Market jitters have now grown so much that even the top-ranked bonds in the so-called “regulatory ringfence” around the core utility are trading at substantial discounts. Distressed debt funds such as Elliott Management have scooped up some of these bonds, betting that eventual losses will not be as steep as feared, however.

Thames Water still needs to find more than £3bn in equity to cover a five-year business plan required by the UK regulator to fix chronic leaks and sewage spills. But investors — including the pension funds USS and Omers as well as the Chinese and Abu Dhabi sovereign wealth funds — have deemed the company “uninvestable” and are refusing to invest any more money into the business, blaming restrictive regulation from Ofwat.

Seventy per cent of investors surveyed by Barclays said Ofwat’s regulatory regime was unhelpful in attracting capital, while 79 per cent expect the water companies to keep missing regulatory targets until 2030. This could exacerbate the “performance issues of low-return companies, making them less likely to attract capital”, the investors warned.

Water assets are considered the most risky of the regulated utilities but nearly two-thirds of investors also said they believed that the sector’s poor performance could affect investor appetite for other infrastructure such as gas and power, the Barclays note added.

Barclays’s survey was based on nearly 80 responses from credit and equity institutional investors, conducted in the week to April 19.

Water UK, which represents the industry, said: Investors have choices and it should act as an alarm that investors consider the UK’s water industry as much riskier than elsewhere. This is another sign that Ofwat will need to think seriously about their approach.”
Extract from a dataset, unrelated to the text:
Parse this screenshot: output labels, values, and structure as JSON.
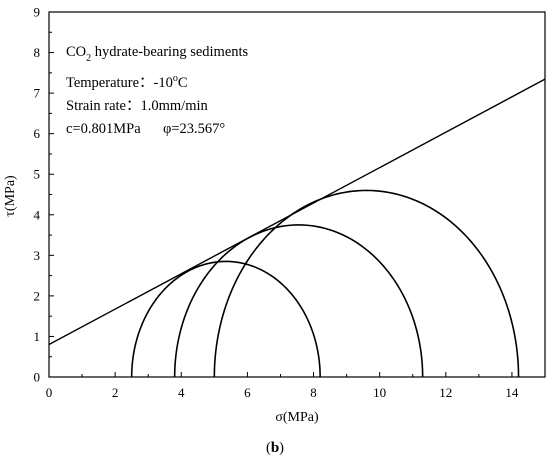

Thames Water declined to comment.

Ofwat said that its next regulatory period would “put customer and environmental priorities at the heart of the water sector”.

“In order to drive this change we need to ensure that the sector attracts investment and is fair to bill payers,” it added.

“We also need to see companies deliver the performance that customers expect and that they are run in a way that meets customers’ expectations.”